PHOTOIMMUNTHERAPY: A NEW PRECISION TARGETED APPROACH TO TREAT CANCER
Photoimmunotherapy (PIT) is a new tumor-targeted anticancer platform that can induce a rapid and specific destruction of the tumor. PIT is unique in that it combines molecular targeting of the cancer cells to achieve high tumor specificity, together with a biophysical mechanism of cancer cell destruction that results in broad spectrum anticancer activity regardless of the tumorigenic mechanism of the patients’ tumor. PIT was originally invented at the National Cancer Institute and licensed under exclusivity by Rakuten Aspyrian.
PIT treatments consist of a drug (a cancer-targeting photoactivatable antibody conjugate) and a device system to apply light at the tumor site. The light application system includes a laser device and light diffusers to enable the illumination of the tumor using normal red-light energy below the thermal threshold. The red light activates and triggers the drug’s pharmacological activity, resulting in acute tumor necrosis.
In the clinical setting, the drug (antibody conjugate) is provided as a parenteral solution, ready for infusion. The drug is administered intravenously and allowed to distribute systemically for about one day. During this period, the drug will accumulate in the tumor and will bind to cancer antigens expressed by the cancer cells. Unless activated with red light, the drug does not have anticancer activity in either the tumor or normal tissues.

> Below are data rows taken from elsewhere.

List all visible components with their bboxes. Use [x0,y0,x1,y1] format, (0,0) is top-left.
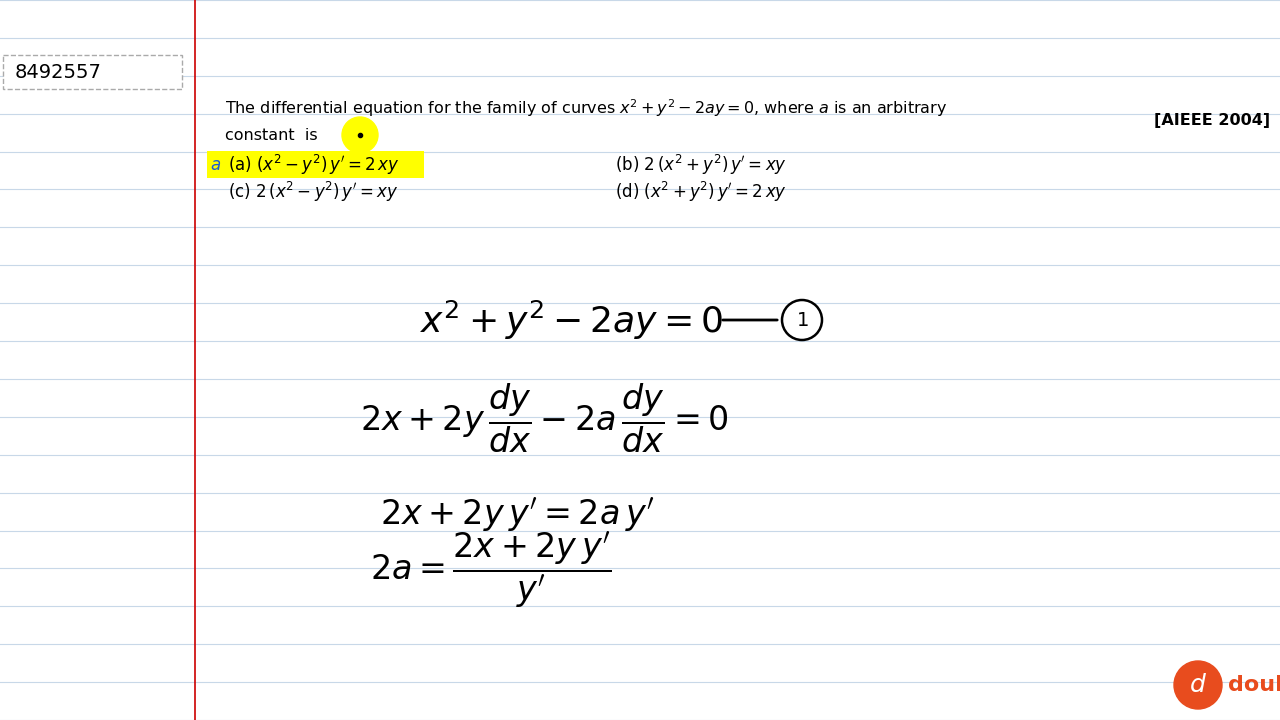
FancyBboxPatch shape [3,55,182,89]
Text: doubtnut: doubtnut [1228,675,1280,695]
Text: constant  is: constant is [225,127,317,143]
Text: $a$: $a$ [210,156,221,174]
Circle shape [1174,661,1222,709]
Text: The differential equation for the family of curves $x^2+y^2-2ay=0$, where $a$ is: The differential equation for the family… [225,97,947,119]
Text: (c) $2\,(x^2-y^2)\,y'=xy$: (c) $2\,(x^2-y^2)\,y'=xy$ [228,180,398,204]
Text: $2x+2y\,\dfrac{dy}{dx}-2a\,\dfrac{dy}{dx}=0$: $2x+2y\,\dfrac{dy}{dx}-2a\,\dfrac{dy}{dx… [360,382,728,455]
Circle shape [342,117,378,153]
Text: (d) $(x^2+y^2)\,y'=2\,xy$: (d) $(x^2+y^2)\,y'=2\,xy$ [614,180,787,204]
Text: (a) $(x^2-y^2)\,y'=2\,xy$: (a) $(x^2-y^2)\,y'=2\,xy$ [228,153,399,177]
Text: (b) $2\,(x^2+y^2)\,y'=xy$: (b) $2\,(x^2+y^2)\,y'=xy$ [614,153,787,177]
Circle shape [782,300,822,340]
FancyBboxPatch shape [207,151,424,178]
Text: 8492557: 8492557 [15,63,102,81]
Text: $1$: $1$ [796,310,808,330]
Text: $2a=\dfrac{2x+2y\,y'}{y'}$: $2a=\dfrac{2x+2y\,y'}{y'}$ [370,529,612,611]
Text: [AIEEE 2004]: [AIEEE 2004] [1153,112,1270,127]
Text: $2x+2y\,y'=2a\,y'$: $2x+2y\,y'=2a\,y'$ [380,496,654,534]
Text: $x^2+y^2-2ay=0$: $x^2+y^2-2ay=0$ [420,298,723,341]
Text: $\mathit{d}$: $\mathit{d}$ [1189,673,1207,697]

One day post-infusion, the light diffusers are placed at or into the tumor using standard techniques including ultra-sound or computed tomography (CT)-guidance. Superficial tumors can be treated with frontal diffusers, while multiple cylindrical diffusers can be implanted into subcutaneous tumors to treat large tumor volumes. Local illumination of the tumor with red light for approximately 5 minutes is sufficient to activate the anticancer activity of the drug resulting in cancer cell membrane destruction and tumor necrosis.

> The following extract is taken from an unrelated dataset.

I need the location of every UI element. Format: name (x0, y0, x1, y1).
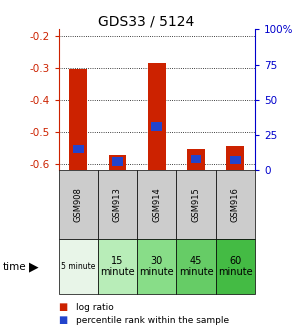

Yes. Tumor destruction with Photoimmunotherapy causes rapid necrosis (cell death), immunogenic cell death, acute inflammation, activation of innate immunity (antigen presenting cells and NK cells) and activation of adaptive immune responses (cytotoxic T-cell activation). In preclinical cancer mouse models, PIT induced destruction of the cancer cells elicits robust immunological responses that are synergistic with other types of immunomodulators such as anti-PD1 therapy. Combination treatments result in rapid activation of tumor specific anticancer immune responses with long-term memory resulting in vaccination of the animals to the cancer. In patients, evidence of immune activation due to Photoimmunotherapy treatments has been detected using a range of correlative studies that measured phenotypic activation of the innate and adaptive immune system and inflammatory biomarkers. Given the strong immune responses activated by Photoimmunotherapy, Rakuten Aspyrian plans to initiate Phase 2 studies of ASP-1929 in combination with immunomodulatory agents in the second half of 2018.

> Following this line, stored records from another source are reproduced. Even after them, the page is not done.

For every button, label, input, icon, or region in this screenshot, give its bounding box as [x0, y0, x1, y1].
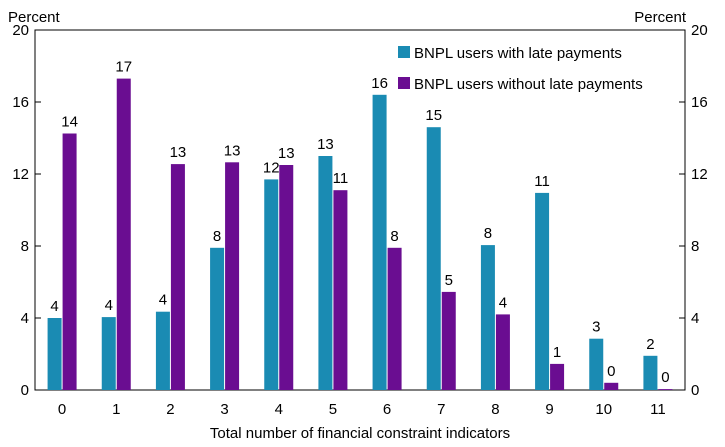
data-label-no-late: 13 [224, 142, 241, 159]
x-tick-label: 8 [491, 401, 499, 418]
data-label-no-late: 0 [607, 363, 615, 380]
x-axis-title: Total number of financial constraint ind… [210, 425, 510, 442]
y-tick-label-right: 8 [691, 238, 699, 255]
y-tick-label-left: 8 [21, 238, 29, 255]
bar-no-late-payments [387, 247, 402, 390]
x-tick-label: 9 [545, 401, 553, 418]
data-label-late: 8 [213, 228, 221, 245]
bar-late-payments [101, 317, 116, 390]
bar-late-payments [535, 192, 550, 390]
data-label-late: 3 [592, 319, 600, 336]
x-tick-label: 11 [650, 401, 666, 418]
right-axis-unit: Percent [634, 9, 687, 26]
data-label-no-late: 0 [661, 369, 669, 386]
data-label-late: 12 [263, 159, 280, 176]
bars [47, 78, 673, 391]
data-label-late: 16 [371, 75, 388, 92]
legend: BNPL users with late payments BNPL users… [398, 45, 643, 93]
data-label-late: 4 [105, 297, 113, 314]
data-label-late: 2 [646, 336, 654, 353]
bar-late-payments [318, 156, 333, 390]
bar-late-payments [426, 127, 441, 390]
y-tick-label-right: 0 [691, 382, 699, 399]
bar-no-late-payments [116, 78, 131, 390]
bar-no-late-payments [495, 314, 510, 390]
x-tick-label: 2 [166, 401, 174, 418]
bar-late-payments [47, 318, 62, 390]
bar-no-late-payments [225, 162, 240, 390]
y-tick-label-right: 20 [691, 22, 708, 39]
bar-no-late-payments [170, 164, 185, 390]
y-tick-label-right: 4 [691, 310, 699, 327]
bar-late-payments [480, 245, 495, 390]
bar-no-late-payments [550, 363, 565, 390]
y-tick-label-left: 0 [21, 382, 29, 399]
data-label-late: 4 [159, 292, 167, 309]
data-label-late: 4 [50, 298, 58, 315]
bar-no-late-payments [441, 291, 456, 390]
bar-no-late-payments [658, 389, 673, 390]
data-label-late: 11 [534, 173, 550, 190]
data-label-late: 8 [484, 225, 492, 242]
x-tick-label: 5 [329, 401, 337, 418]
x-tick-label: 3 [220, 401, 228, 418]
y-tick-label-left: 16 [12, 94, 29, 111]
legend-swatch-late [398, 46, 410, 58]
bar-late-payments [264, 179, 279, 390]
y-tick-label-right: 12 [691, 166, 708, 183]
x-tick-label: 1 [112, 401, 120, 418]
x-tick-label: 0 [58, 401, 66, 418]
bar-late-payments [210, 247, 225, 390]
legend-swatch-no-late [398, 77, 410, 89]
data-label-no-late: 1 [553, 344, 561, 361]
y-tick-label-left: 12 [12, 166, 29, 183]
legend-label-no-late: BNPL users without late payments [414, 76, 643, 93]
bar-no-late-payments [62, 133, 77, 390]
plot-frame [34, 29, 686, 391]
bar-late-payments [372, 94, 387, 391]
data-label-no-late: 13 [170, 144, 187, 161]
x-tick-label: 10 [595, 401, 612, 418]
bar-no-late-payments [604, 382, 619, 390]
bar-late-payments [589, 338, 604, 390]
y-tick-label-left: 4 [21, 310, 29, 327]
data-label-late: 13 [317, 136, 334, 153]
data-label-no-late: 14 [61, 114, 78, 131]
bar-no-late-payments [333, 190, 348, 390]
bar-no-late-payments [279, 165, 294, 390]
bar-late-payments [155, 311, 170, 390]
x-tick-label: 4 [275, 401, 283, 418]
data-label-no-late: 13 [278, 145, 295, 162]
x-tick-label: 6 [383, 401, 391, 418]
x-tick-label: 7 [437, 401, 445, 418]
y-tick-label-left: 20 [12, 22, 29, 39]
x-tick-labels: 0 1 2 3 4 5 6 7 8 9 10 11 [58, 401, 666, 418]
y-tick-label-right: 16 [691, 94, 708, 111]
legend-label-late: BNPL users with late payments [414, 45, 622, 62]
data-label-no-late: 17 [115, 59, 132, 76]
data-label-no-late: 4 [499, 294, 507, 311]
bar-late-payments [643, 355, 658, 390]
data-label-no-late: 5 [445, 272, 453, 289]
data-label-no-late: 8 [390, 228, 398, 245]
data-label-late: 15 [425, 107, 442, 124]
data-label-no-late: 11 [333, 170, 349, 187]
left-axis-unit: Percent [8, 9, 61, 26]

Photoimmunotherapy drugs are conjugates of monoclocal antibodies with a photoactivatable payload and are designed to target antigens expressed at cancer cells. The antibody provides highly effective and specific cancer targeting. In addition, light activation of the antibody conjugate at the tumor site enables the destruction of cells that are bound to the antibody conjugate while sparing damage to normal organs.
Photoimmunotherapy antibody conjugates can be designed to target a broad range of antigens and solid tumors with precision and cancer specificity. Rakuten Aspyrian’s first investigational medical product based on the Photoimmunotherapy platform, ASP-1929, is designed to target EGFR antigens, that could be used to treat squamous cell carcinomas of the head and neck, skin, and other cancers including bladder cancer, esophageal cancer, glioblastoma multiforme, etc.
The method of action described herein relates to a treatment platform currently under development by Rakuten Aspyrian. This treatment has not been approved by the FDA.
Because of its distinctive features, Photoimmunotherapy combines molecular mechanisms and biophysics to achieve a new mode of cancer killing that is rapid and specific and can both destroy the tumor while activating anticancer immune responses. Hence, Photoimmunotherapy presents a new anticancer platform that can be used as a monotherapy but can also complement and synergize other anticancer treatments such as systemic agents and immunomodulators.
The immune system is naturally responsible for eliminating cancer cells, but tumors adopt multiple strategies to silence and inhibit the immune system from attacking the cancer. Tumor killing by photoimmunotherapy serves as an ignition mechanism to reinvigorate the activity of the immune system so it can overcome inhibitory mechanisms used by the tumors. Combinations of PIT treatments with immunomodulators are expected to provide synergistic anticancer activity and possibly generating long-term immunological memory for in vivo vaccinations of the patient to its own personal tumor.